Members of the police, social protection and judiciary institutions in Serbia and Montenegro commit to protect women from violence


Gorjana Mirčić Čaluković, deputy public prosecutor from Serbia. Photo: Personal archive

Around 30 professionals working in the protection system in Montenegro and Serbia committed to improve the management of violence against women cases, especially in emergencies. This comes as a result of online seminars “The marginalization of the issue of violence against women under emergency circumstances, forced isolation and restrictive measures,” organized by Centre of Women’s Rights, within UN Women’s regional programme “Implementing Norms, Changing Minds,” funded by the European Union.

A series of online seminars in Montenegro and Serbia aimed to raise awareness among police, social protection and judiciary representatives about how to prevent the neglect of violence against women cases under emergency and restrictive measures, such as those enacted during COVID-19. The seminars were organized based on the recommendations of the research “Is justice failing women survivors of violence? Action-oriented recommendations for effective prevention, protection and prosecution in the Western Balkans and Turkey,” published in Phase I of the regional programme. 

Following the seminars, participants will contribute to drafting regional guidelines for risk assessment and risk management to prevent the recurrence and escalation of violence against women.  

“We have connected professionals from different parts of the countries and institutions, provided them with space for dialogue and exchange of practices, and helped them coordinate in order to address current problems while working on cases of violence against women,” stated Meliha Sendić, trainer and president of the Center of Women’s Rights.

In addition to learning about the different forms of violence and their consequences, participants discussed many dramatic life changes they themselves have experienced, as well as challenges they encountered due to changes in their usual workflow, that made it impossible to prevent or end violence.

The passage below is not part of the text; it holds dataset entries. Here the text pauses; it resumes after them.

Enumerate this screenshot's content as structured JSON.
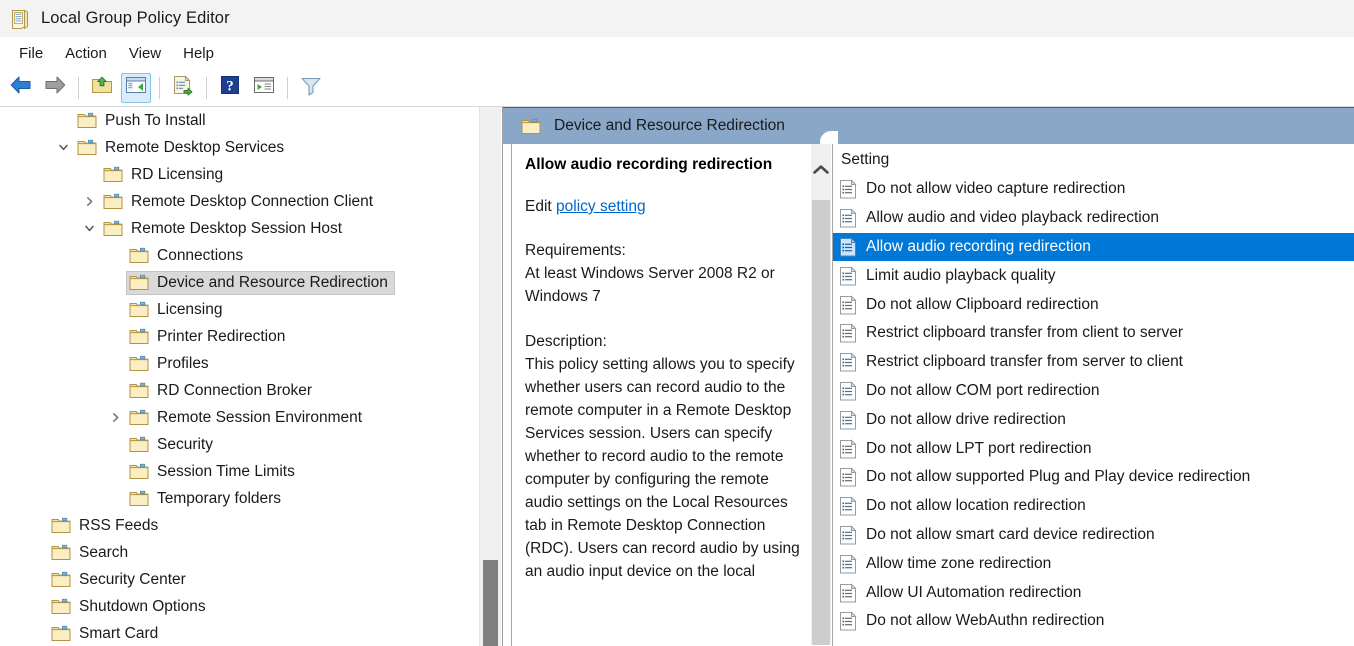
{
  "window": {
    "title": "Local Group Policy Editor",
    "icon": "policy-document-icon"
  },
  "menubar": {
    "items": [
      {
        "label": "File"
      },
      {
        "label": "Action"
      },
      {
        "label": "View"
      },
      {
        "label": "Help"
      }
    ]
  },
  "toolbar": {
    "buttons": [
      {
        "name": "back-button",
        "icon": "back-arrow-icon",
        "tooltip": "Back"
      },
      {
        "name": "forward-button",
        "icon": "forward-arrow-icon",
        "tooltip": "Forward"
      },
      {
        "name": "up-one-level-button",
        "icon": "up-folder-icon",
        "tooltip": "Up one level"
      },
      {
        "name": "show-hide-tree-button",
        "icon": "show-hide-console-tree-icon",
        "tooltip": "Show/Hide Console Tree",
        "active": true
      },
      {
        "name": "export-list-button",
        "icon": "export-list-icon",
        "tooltip": "Export List"
      },
      {
        "name": "help-button",
        "icon": "help-question-icon",
        "tooltip": "Help"
      },
      {
        "name": "view-button",
        "icon": "view-pane-icon",
        "tooltip": "View"
      },
      {
        "name": "filter-button",
        "icon": "filter-funnel-icon",
        "tooltip": "Filter"
      }
    ]
  },
  "tree": {
    "items": [
      {
        "label": "Push To Install",
        "indent": 2,
        "twisty": "none",
        "selected": false
      },
      {
        "label": "Remote Desktop Services",
        "indent": 2,
        "twisty": "expanded",
        "selected": false
      },
      {
        "label": "RD Licensing",
        "indent": 3,
        "twisty": "none",
        "selected": false
      },
      {
        "label": "Remote Desktop Connection Client",
        "indent": 3,
        "twisty": "collapsed",
        "selected": false
      },
      {
        "label": "Remote Desktop Session Host",
        "indent": 3,
        "twisty": "expanded",
        "selected": false
      },
      {
        "label": "Connections",
        "indent": 4,
        "twisty": "none",
        "selected": false
      },
      {
        "label": "Device and Resource Redirection",
        "indent": 4,
        "twisty": "none",
        "selected": true
      },
      {
        "label": "Licensing",
        "indent": 4,
        "twisty": "none",
        "selected": false
      },
      {
        "label": "Printer Redirection",
        "indent": 4,
        "twisty": "none",
        "selected": false
      },
      {
        "label": "Profiles",
        "indent": 4,
        "twisty": "none",
        "selected": false
      },
      {
        "label": "RD Connection Broker",
        "indent": 4,
        "twisty": "none",
        "selected": false
      },
      {
        "label": "Remote Session Environment",
        "indent": 4,
        "twisty": "collapsed",
        "selected": false
      },
      {
        "label": "Security",
        "indent": 4,
        "twisty": "none",
        "selected": false
      },
      {
        "label": "Session Time Limits",
        "indent": 4,
        "twisty": "none",
        "selected": false
      },
      {
        "label": "Temporary folders",
        "indent": 4,
        "twisty": "none",
        "selected": false
      },
      {
        "label": "RSS Feeds",
        "indent": 1,
        "twisty": "none",
        "selected": false
      },
      {
        "label": "Search",
        "indent": 1,
        "twisty": "none",
        "selected": false
      },
      {
        "label": "Security Center",
        "indent": 1,
        "twisty": "none",
        "selected": false
      },
      {
        "label": "Shutdown Options",
        "indent": 1,
        "twisty": "none",
        "selected": false
      },
      {
        "label": "Smart Card",
        "indent": 1,
        "twisty": "none",
        "selected": false
      }
    ]
  },
  "tab": {
    "label": "Device and Resource Redirection",
    "icon": "folder-icon"
  },
  "details": {
    "policy_title": "Allow audio recording redirection",
    "edit_prefix": "Edit ",
    "edit_link": "policy setting",
    "requirements_label": "Requirements:",
    "requirements_value": "At least Windows Server 2008 R2 or Windows 7",
    "description_label": "Description:",
    "description_value": "This policy setting allows you to specify whether users can record audio to the remote computer in a Remote Desktop Services session. Users can specify whether to record audio to the remote computer by configuring the remote audio settings on the Local Resources tab in Remote Desktop Connection (RDC). Users can record audio by using an audio input device on the local"
  },
  "list": {
    "column_header": "Setting",
    "rows": [
      {
        "label": "Do not allow video capture redirection",
        "selected": false
      },
      {
        "label": "Allow audio and video playback redirection",
        "selected": false
      },
      {
        "label": "Allow audio recording redirection",
        "selected": true
      },
      {
        "label": "Limit audio playback quality",
        "selected": false
      },
      {
        "label": "Do not allow Clipboard redirection",
        "selected": false
      },
      {
        "label": "Restrict clipboard transfer from client to server",
        "selected": false
      },
      {
        "label": "Restrict clipboard transfer from server to client",
        "selected": false
      },
      {
        "label": "Do not allow COM port redirection",
        "selected": false
      },
      {
        "label": "Do not allow drive redirection",
        "selected": false
      },
      {
        "label": "Do not allow LPT port redirection",
        "selected": false
      },
      {
        "label": "Do not allow supported Plug and Play device redirection",
        "selected": false
      },
      {
        "label": "Do not allow location redirection",
        "selected": false
      },
      {
        "label": "Do not allow smart card device redirection",
        "selected": false
      },
      {
        "label": "Allow time zone redirection",
        "selected": false
      },
      {
        "label": "Allow UI Automation redirection",
        "selected": false
      },
      {
        "label": "Do not allow WebAuthn redirection",
        "selected": false
      }
    ]
  },
  "colors": {
    "selection_blue": "#0078d7",
    "tab_band": "#8ba7c7",
    "tree_selection_gray": "#d9d9d9",
    "link_blue": "#0066cc",
    "titlebar_bg": "#f3f3f3"
  }
}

Many of them mentioned the challenges they faced while managing cases of violence against women during the COVID-19 pandemic, including insufficient specialist staff to exclusively manage these cases and a lack of multisectoral cooperation, especially in social work centers where it is difficult to understand who manages a particular case. Also, their efforts to provide protection and support to women exposed to violence were hampered by inconsistent, non-comprehensive and non-uniform risk assessment from certain institutions.  

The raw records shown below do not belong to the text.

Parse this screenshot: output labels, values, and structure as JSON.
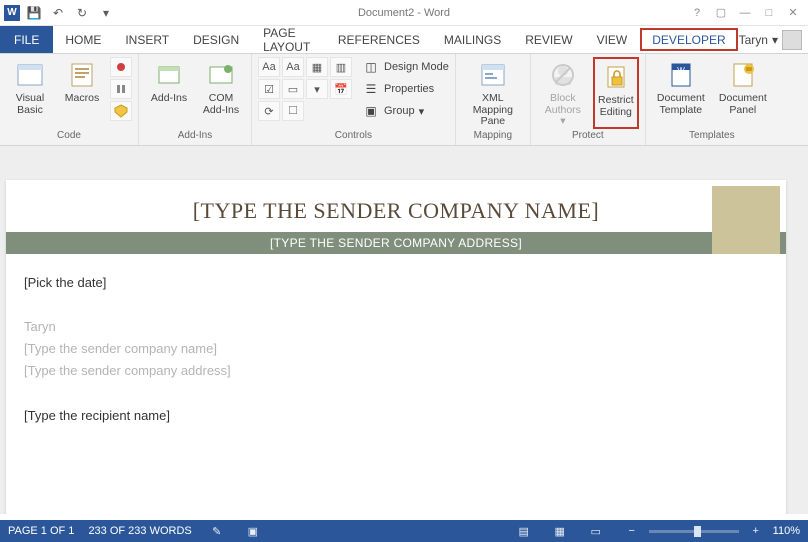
{
  "app": {
    "title": "Document2 - Word"
  },
  "qat": {
    "save": "💾",
    "undo": "↶",
    "redo": "↻",
    "more": "▾"
  },
  "wincontrols": {
    "help": "?",
    "ribbonopts": "▢",
    "min": "—",
    "max": "□",
    "close": "✕"
  },
  "tabs": {
    "file": "FILE",
    "items": [
      "HOME",
      "INSERT",
      "DESIGN",
      "PAGE LAYOUT",
      "REFERENCES",
      "MAILINGS",
      "REVIEW",
      "VIEW",
      "DEVELOPER"
    ],
    "highlight_index": 8,
    "user": "Taryn"
  },
  "ribbon": {
    "groups": {
      "code": {
        "name": "Code",
        "visual_basic": "Visual Basic",
        "macros": "Macros"
      },
      "addins": {
        "name": "Add-Ins",
        "addins": "Add-Ins",
        "com": "COM Add-Ins"
      },
      "controls": {
        "name": "Controls",
        "design_mode": "Design Mode",
        "properties": "Properties",
        "group": "Group"
      },
      "mapping": {
        "name": "Mapping",
        "xml": "XML Mapping Pane"
      },
      "protect": {
        "name": "Protect",
        "block": "Block Authors",
        "restrict": "Restrict Editing"
      },
      "templates": {
        "name": "Templates",
        "doctmpl": "Document Template",
        "docpanel": "Document Panel"
      }
    }
  },
  "document": {
    "header_title": "[TYPE THE SENDER COMPANY NAME]",
    "header_addr": "[TYPE THE SENDER COMPANY ADDRESS]",
    "date_field": "[Pick the date]",
    "sender_name": "Taryn",
    "sender_company": "[Type the sender company name]",
    "sender_address": "[Type the sender company address]",
    "recipient": "[Type the recipient name]"
  },
  "status": {
    "page": "PAGE 1 OF 1",
    "words": "233 OF 233 WORDS",
    "zoom": "110%",
    "zminus": "−",
    "zplus": "+"
  }
}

“I was selected as a prosecutor specialized in working with women who suffered from violence. There is a lack of prosecutors with such specialized knowledge and I cannot cover all the cases by myself. In addition to cases of domestic violence, other prosecutors and I are working on other cases. There should be many more prosecutors with increased sensitivity and understanding. Thanks to these seminars, I changed my attitude towards the way we should handle violence against women cases,” stated Jelena Protić, basic state prosecutor’s office from Montenegro. 

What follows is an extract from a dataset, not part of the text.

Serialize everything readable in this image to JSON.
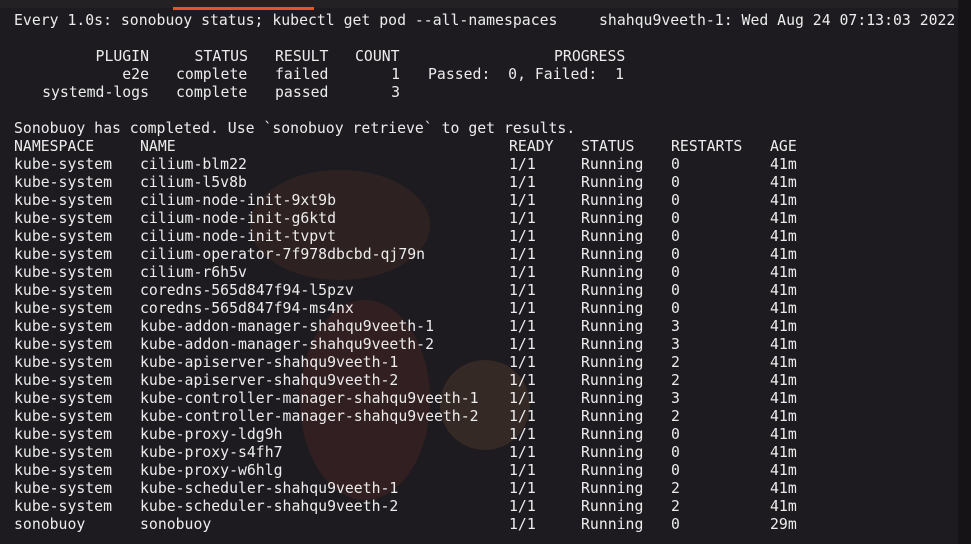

Participants identified the need to develop individual safety plans for at-risk women to help them exit a situation of violence, noting that safety plans should be developed by specialist NGOs and other service providers. They also recommended the establishment of special departments with specialized staff working exclusively on cases of domestic violence within the institutions in order to facilitate work in crisis situations.

Gorjana Mirčić Čaluković, deputy public prosecutor with 18 years of experience in the field of protection from domestic violence in Serbia, noted: “To more successfully address domestic violence cases, it is crucial to strengthen the coordination and cooperation of existing groups, more frequently involve health workers, and include representatives of the Gender Equality Body at the local level. The training session was an inspiration and reminder that we must not give up and continue to work to find new solutions and opportunities, especially now, in a pandemic.”

Based on the sharing of experiences and practices, the participants agreed that there is a need to develop a uniform risk assessment form in cases of domestic violence for all relevant institutions in the protection system in order to anticipate further steps to protect survivors and prevent severe violence. Ultimately, this point will serve as a recommendation for the regional guidelines. 

“We are happy that all participants expressed support and readiness to contribute to the implementation of the recommendations that will be the basis for further work. In particular, they will focus on establishing departments within the institutions in the protection system which include certified professionals trained to handle violence against women cases and will advocate for the development and mandatory application of uniform risk assessment forms in cases of domestic violence for all relevant institutions in the protection system,” concluded the trainer Nurka Babovic.

Ivana Kulić, social worker, family counselor and licensed family mediator, employed for 12 years in social protection from Serbia, said: “When women protection specialists agree and unite, change is in sight. You just have to persevere.”